Mines Gaspé: évaluation de la biodiversité et forages cet été
Publié le 15 avril 2026 à 17:10, modifié le 15 avril 2026 à 19:48
Par: Patrick Giguère
Une centaine de personnes de la région se sont déplacées hier soir pour assister à la rencontre d’information et d’échanges avec Métaux Osisko. La minière a révélé une hausse importante des ressources estimées ainsi que son calendrier de travaux pour la saison estivale.
L’objectif de la soirée était principalement de faire une mise à jour du projet minier, qui serait le plus important site non développé en Amérique du Nord.
Plus tôt en journée, la société a annoncé que les forages réalisés l’été dernier établissent que la ressource est 119% plus élevée qu’initialement prévue.

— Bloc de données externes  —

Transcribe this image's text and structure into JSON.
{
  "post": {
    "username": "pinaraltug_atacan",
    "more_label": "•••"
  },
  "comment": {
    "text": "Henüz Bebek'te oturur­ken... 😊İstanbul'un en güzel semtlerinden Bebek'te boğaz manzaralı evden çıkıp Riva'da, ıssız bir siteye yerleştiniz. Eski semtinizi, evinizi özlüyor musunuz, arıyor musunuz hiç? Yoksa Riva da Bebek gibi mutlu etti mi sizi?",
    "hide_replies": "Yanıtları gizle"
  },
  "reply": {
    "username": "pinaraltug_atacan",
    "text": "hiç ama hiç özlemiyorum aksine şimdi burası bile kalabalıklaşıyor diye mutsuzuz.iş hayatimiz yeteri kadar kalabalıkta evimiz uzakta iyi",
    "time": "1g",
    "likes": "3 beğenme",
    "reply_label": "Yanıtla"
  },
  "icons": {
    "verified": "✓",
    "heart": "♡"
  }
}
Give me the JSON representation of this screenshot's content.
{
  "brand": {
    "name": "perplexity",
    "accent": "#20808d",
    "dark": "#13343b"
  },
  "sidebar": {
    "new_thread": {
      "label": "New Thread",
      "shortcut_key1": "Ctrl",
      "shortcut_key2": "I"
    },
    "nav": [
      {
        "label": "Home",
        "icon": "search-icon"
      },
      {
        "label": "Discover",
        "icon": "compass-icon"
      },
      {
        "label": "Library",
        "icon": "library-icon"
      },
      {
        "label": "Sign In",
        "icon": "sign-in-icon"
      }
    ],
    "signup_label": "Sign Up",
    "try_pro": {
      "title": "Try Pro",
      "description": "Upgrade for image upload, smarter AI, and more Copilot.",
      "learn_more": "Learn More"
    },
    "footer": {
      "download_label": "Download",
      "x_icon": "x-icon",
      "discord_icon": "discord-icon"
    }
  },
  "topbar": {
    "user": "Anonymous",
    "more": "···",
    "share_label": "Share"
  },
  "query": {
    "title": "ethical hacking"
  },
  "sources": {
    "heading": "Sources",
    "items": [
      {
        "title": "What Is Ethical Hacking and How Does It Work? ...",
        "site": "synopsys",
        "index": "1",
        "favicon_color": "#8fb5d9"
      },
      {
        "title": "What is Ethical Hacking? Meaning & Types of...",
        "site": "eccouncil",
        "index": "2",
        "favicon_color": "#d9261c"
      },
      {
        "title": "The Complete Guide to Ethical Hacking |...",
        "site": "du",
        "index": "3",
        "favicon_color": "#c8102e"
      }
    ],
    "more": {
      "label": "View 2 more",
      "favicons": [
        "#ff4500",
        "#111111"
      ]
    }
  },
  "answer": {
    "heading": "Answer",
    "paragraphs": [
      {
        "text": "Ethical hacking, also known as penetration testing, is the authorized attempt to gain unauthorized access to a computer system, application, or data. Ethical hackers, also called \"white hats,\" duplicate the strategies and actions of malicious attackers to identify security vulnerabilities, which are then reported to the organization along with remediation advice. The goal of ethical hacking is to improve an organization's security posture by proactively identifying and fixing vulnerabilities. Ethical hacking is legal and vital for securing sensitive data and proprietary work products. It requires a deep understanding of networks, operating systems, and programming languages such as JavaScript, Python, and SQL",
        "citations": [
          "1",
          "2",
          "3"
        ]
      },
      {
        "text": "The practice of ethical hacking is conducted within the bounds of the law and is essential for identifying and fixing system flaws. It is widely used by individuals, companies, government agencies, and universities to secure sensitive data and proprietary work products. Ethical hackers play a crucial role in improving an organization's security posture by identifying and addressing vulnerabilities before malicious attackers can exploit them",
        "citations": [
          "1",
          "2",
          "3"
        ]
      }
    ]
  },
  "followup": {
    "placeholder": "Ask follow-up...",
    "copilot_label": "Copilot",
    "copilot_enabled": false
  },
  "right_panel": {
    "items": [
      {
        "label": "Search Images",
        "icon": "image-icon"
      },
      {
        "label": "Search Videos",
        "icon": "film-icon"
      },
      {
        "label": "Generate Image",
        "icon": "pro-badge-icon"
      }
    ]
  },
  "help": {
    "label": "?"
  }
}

« Ça fait un bon bout de temps que c’est dans la mire, et là, ils viennent nous dire que c’est plus riche qu’on pensait : c’est super. Ça donne espoir à Murdochville », rêve Marie-Mai Dupuis, une résidente de Murdochville.
Robert Whares a expliqué que les études économiques préliminaires pourraient débuter à l’automne ou à l’été 2027, selon les résultats des activités de forage dans la fosse du mont Needle, prévus cet été.
Une armée de biologistes sera embauchée pour réaliser l’inventaire de la flore et de la faune.
« C’est nécessaire pour l’étude de l’impact environnemental, il faut tout faire, ça fait partie du processus », fait savoir le grand manitou de Métaux Osisko.
L’évacuation de l’eau accumulée dans la fosse devrait débuter l’an prochain.
« Ça retarde : on espérait avoir déjà les permis. Ce sont des permis, c’est compliqué. C’est un enjeu sensible, évidemment, pour la population de la Gaspésie. Ça touche la rivière York. On ne veut pas manquer notre coup, on veut être certains que le risque soit à peu près zéro. Ça prend d’autres études. »
Un citoyen de la municipalité, ancien travailleur minier à Fermont, a remis en main propre un document au président d’Osisko afin de l’encourager à améliorer la qualité de vie sociale dans la communauté, notamment en limitant le recours au navettage des futurs travailleurs.
« Je demande à Métaux Osisko d’en faire plus. On ne se contera pas de ça. Avec un pareil gisement, montré nous ce que vous êtes capable de faire pour nous faire plaisir », lâche Pierre-Paul Dupuis.
Sur le plan économique, des entreprises locales profitent déjà de contrats de la minière.
« En travaillant ensemble, c’est plus agréable de voir ce qu’on peut faire », mentionne Marie-Claude Brière, la directrice générale de la chambre de commerce de la MRC de La Côte-de-Gaspé. « Ce qu’on sent en ce moment, c’est qu’il y a beaucoup d’engouement, mais je crois que les gens ne sont pas conscients que c’est un processus lent. Et c’est la que les soirées comme ce soir sont excellentes. »
C’est donc avec un peu de patience que les habitants et commerçants de la municipalité devront s’attendre à une certaine ruée vers le cuivre quelque part au début des années 2030.